A simpler alternative is to have a main script used as launcher which simply adds the path to sys.path and execute the target file(so that you can safely avoid putting the sys.path.append(...) line on every file).
Yet an other alternative, that works on python2.6+, would be to install the library under the per-user site-packages directory.
[1] You can find the source code under /usr/share/kde4/apps/plasma_scriptengine_python in a linux installation with kde.
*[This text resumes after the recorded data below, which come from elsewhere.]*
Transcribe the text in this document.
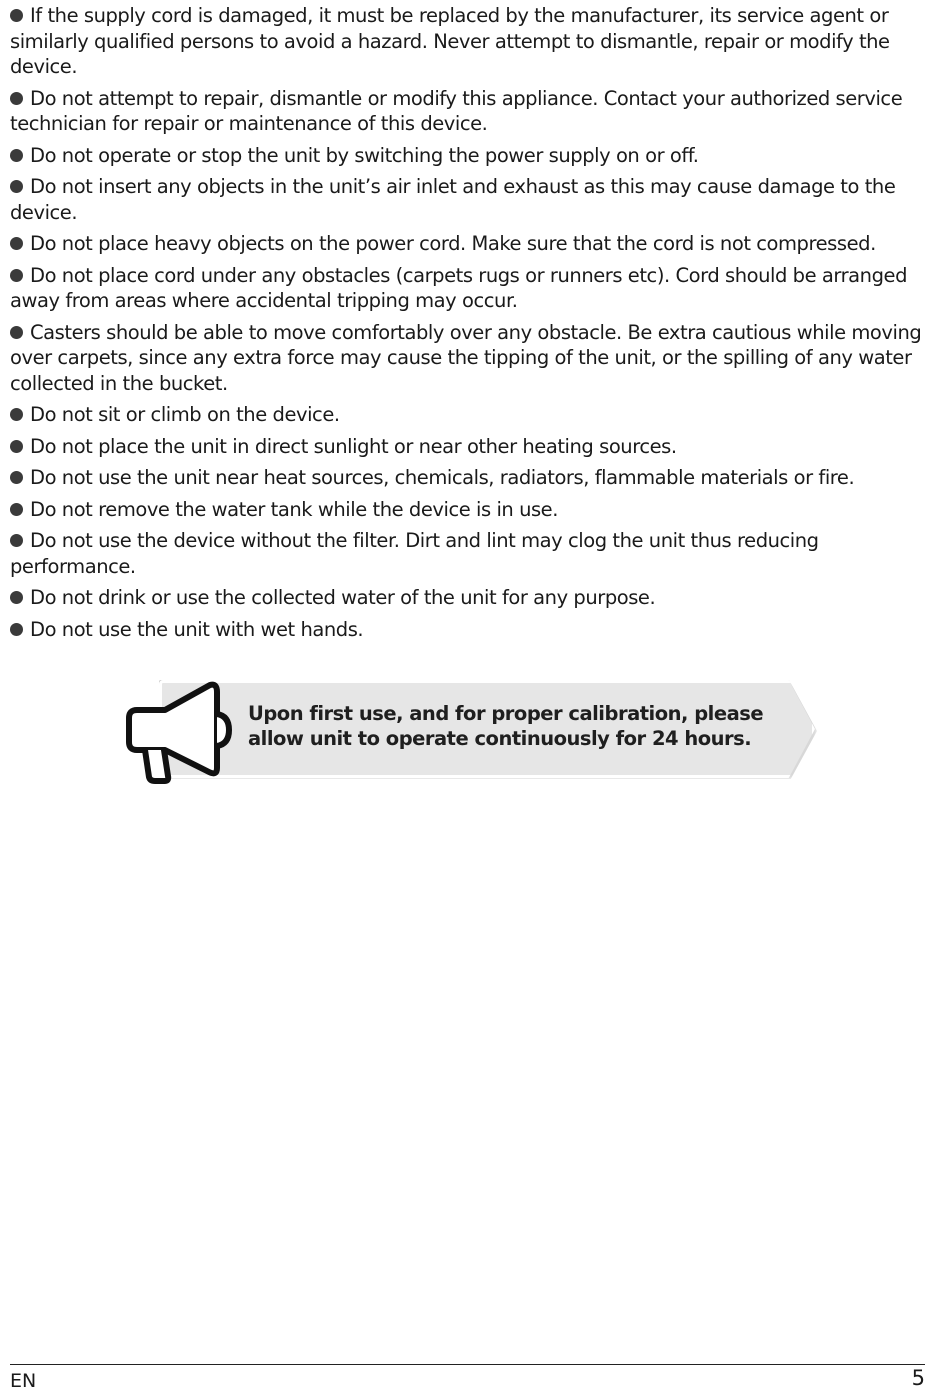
If the supply cord is damaged, it must be replaced by the manufacturer, its service agent or similarly qualified persons to avoid a hazard. Never attempt to dismantle, repair or modify the device.
Do not attempt to repair, dismantle or modify this appliance. Contact your authorized service technician for repair or maintenance of this device.
Do not operate or stop the unit by switching the power supply on or off.
Do not insert any objects in the unit’s air inlet and exhaust as this may cause damage to the device.
Do not place heavy objects on the power cord. Make sure that the cord is not compressed.
Do not place cord under any obstacles (carpets rugs or runners etc). Cord should be arranged away from areas where accidental tripping may occur.
Casters should be able to move comfortably over any obstacle. Be extra cautious while moving over carpets, since any extra force may cause the tipping of the unit, or the spilling of any water collected in the bucket.
Do not sit or climb on the device.
Do not place the unit in direct sunlight or near other heating sources.
Do not use the unit near heat sources, chemicals, radiators, flammable materials or fire.
Do not remove the water tank while the device is in use.
Do not use the device without the filter. Dirt and lint may clog the unit thus reducing performance.
Do not drink or use the collected water of the unit for any purpose.
Do not use the unit with wet hands.
Upon first use, and for proper calibration, please
allow unit to operate continuously for 24 hours.
EN	5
I've got a number of scripts that use common definitions. How do I split them in multiple files? Furthermore, the application can not be installed in any way in my scenario; it must be possible to have an arbitrary number of versions concurrently running and it must work without superuser rights. Solutions I've come up with are:
Duplicate code in every
script. Messy, and probably the worst
scheme.
Put all scripts and common
code in a single directory, and
use from . import to load them.
The downside of this approach is that
I'd like to put my libraries in other
directory than the applications.
Put common
code in its own directory, write a __init__.py that imports all submodules and finally use from . import to load them.
Keeps code organized, but it's a little bit of overhead to maintain __init__.py and qualify names.
Add the library directory to
sys.path and
import. I tend to
this, but I'm not sure whether
fiddling with sys.path
is nice code.
Load using
execfile
(exec in Python 3).
Combines the advantages of the
previous two approaches: Only one
line per module needed, and I can use
a dedicated. On the other hand, this
evades the python module concept and
polutes the global namespace.
Write and install a module using
distutils. This
installs the library for all python
scripts and needs superuser rights
and impacts other applications and is hence not applicable in my case.
What is the best method?
Adding to sys.path (usually using site.addsitedir) is quite common and not particularly frowned upon. Certainly you will want your common working shared stuff to be in modules somewhere convenient.
If you are using Python 2.6+ there's already a user-level modules folder you can use without having to add to sys.path or PYTHONPATH. It's ~/.local/lib/python2.6/site-packages on Unix-likes - see PEP 370 for more information.
You can set the PYTHONPATH environment variable to the directory where your library files are located. This adds that path to the library search path and you can use a normal import to import them.
If you have multiple environments which have various combinations of dependencies, a good solution is to use virtualenv to create sandboxed Python environments, each with their own set of installed packages. Each environment will function in the same way as a system-wide Python site-packages setup, but no superuser rights are required to create local environments.
Google has plenty of info, but this looks like a pretty good starting point.
Another alternative to manually adding the path to sys.path is to use the environment variable PYTHONPATH.
Also, distutils allows you to specify a custom installation directory using
python setup.py install --home=/my/dir
However, neither of these may be practical if you need to have multiple versions running simultaneously with the same module names. In that case you're probably best off modifying sys.path.
I've used the third approach (add the directories to sys.path) for more than one project, and I think it's a valid approach.